Japan zur Zeit der Meiji-Restauration, um das Jahr 1868: Seibei ist ein Samurai niederen Ranges und lebt in ärmlichen Verhältnissen. Er arbeitet für sich und den Lebensunterhalt seiner beiden Töchter, gönnt sich keinen "Feierabend", weil er nach der Arbeit noch den Haushalt versorgt. Eines Abends trifft er einen Freund aus der Kindheit, der von seiner Schwester Tomoe erzählt, die mit einem Säufer verheiratet ist und von ihm wieder loskommen will. Seibei nimmt sich ritterlich Tomoes an und schlägt ihren eifersüchtigen Mann nieder. Seine Samurai-Vergangenheit hat er eigentlich längst abgestreift, sogar sein Schwert hat er aus Not verkauft. Da ereilt ihn der Auftrag, den abtrünnigen Samurai Yogo zu töten. Der alte Ehrenkodex zwingt ihn immer noch, die Pflicht zu erfüllen. Seibei sucht Yogo auf und obwohl beide erkennen, dass die Welt sich verändert hat, kommt es noch einmal zu einer kämpferischen Auseinandersetzung ...

Regie-Altmeister Yôji Yamada ("Das verborgene Schwert") legte seine vielfach preisgekrönte Samurai-Elegie, die er nach einem Roman von Shûhei Fujisawa ("Der Samurai, den ich liebte") inszenierte, in die Zeit, in der auch Akira Kurosawas Meisterwerk "Die sieben Samurai" spielt.
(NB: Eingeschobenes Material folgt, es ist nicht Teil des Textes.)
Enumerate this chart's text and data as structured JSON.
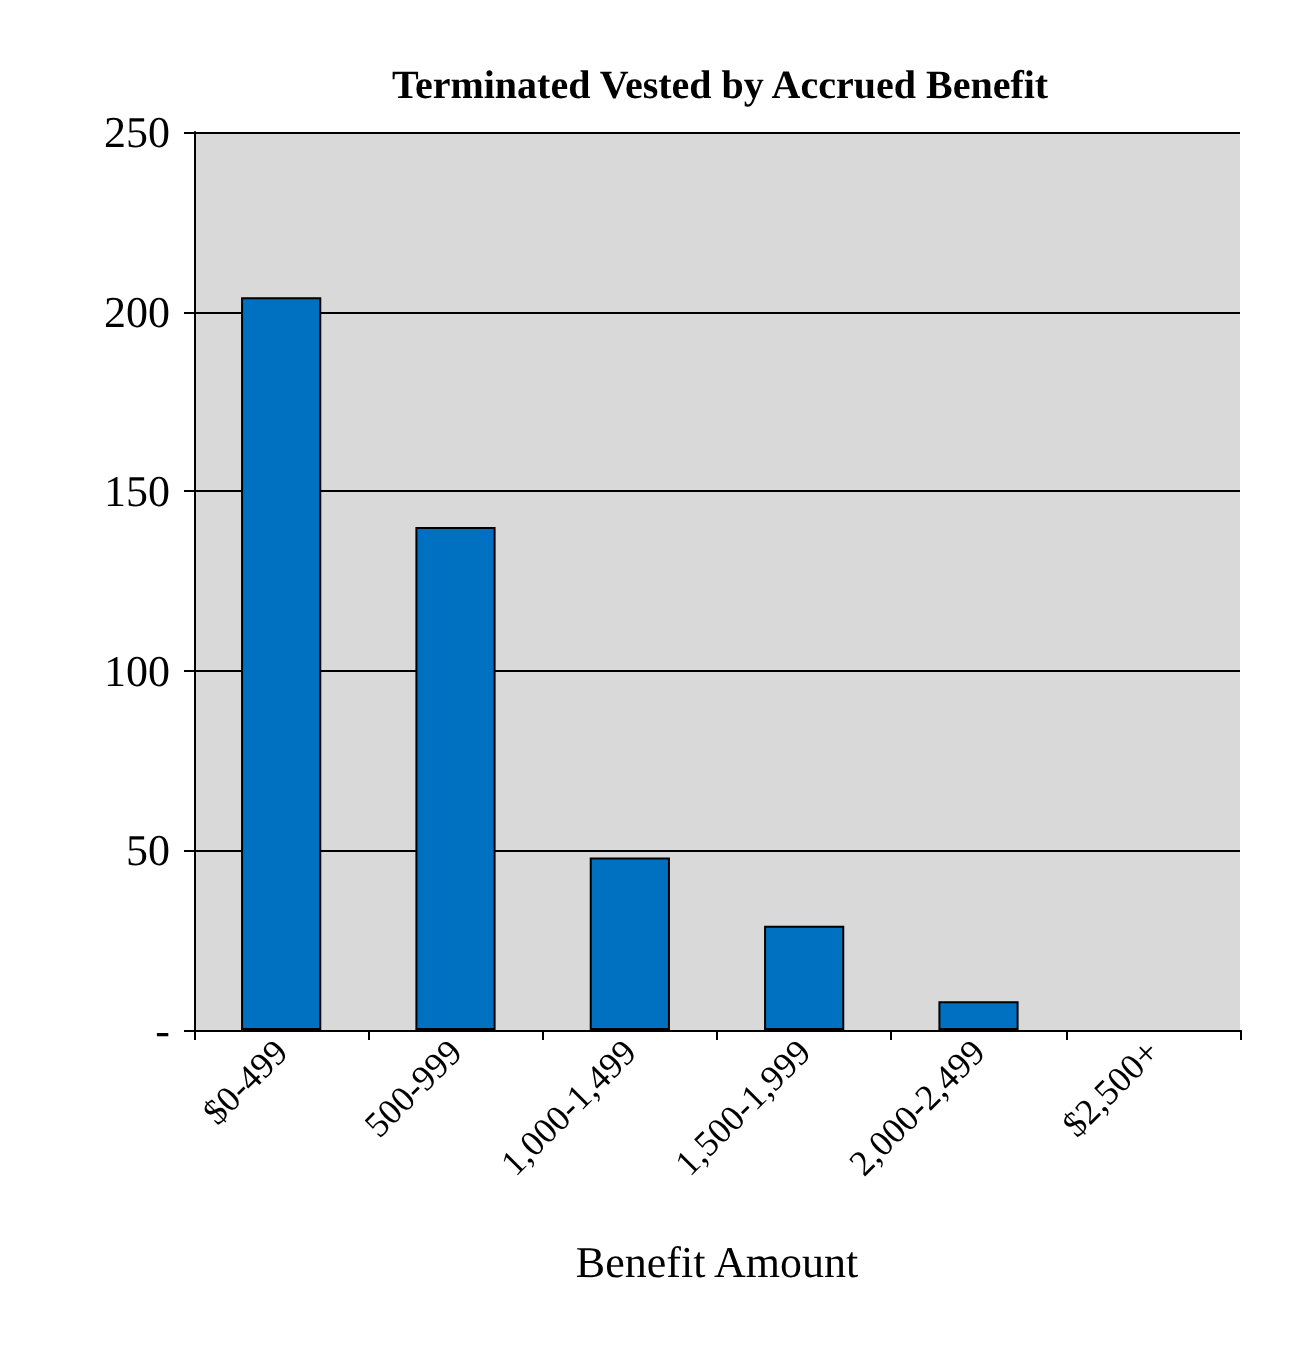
{
  "chart_data": {
    "type": "bar",
    "title": "Terminated Vested by Accrued Benefit",
    "xlabel": "Benefit Amount",
    "categories": [
      "$0-499",
      "500-999",
      "1,000-1,499",
      "1,500-1,999",
      "2,000-2,499",
      "$2,500+"
    ],
    "values": [
      204,
      140,
      48,
      29,
      8,
      0
    ],
    "color": "#0070c0",
    "ylim": [
      0,
      250
    ],
    "yticks": [
      {
        "value": 0,
        "label": "-"
      },
      50,
      100,
      150,
      200,
      250
    ],
    "grid": "y"
  }
}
In wunderbaren Bildern erzählt er die Geschichte eines Kämpfers, dessen Künste nicht mehr gebraucht werden und der das Ende der Samurai-Zeit aufziehen sieht. Denn bald wird auch er nur noch das Relikt einer vergangenen Epoche sein. In der Hauptrolle des von seinem nicht einfachen Leben gezeichneten Mannes glänzt Hiroyuki Sanada ("Last Samurai", "Ring"). "Samurai der Dämmerung" war 2004 als bester nicht englischsprachiger Film für den Oscar nominiert, musste sich aber Denys Arcands Komödie "Die Invasion der Barbaren" geschlagen geben.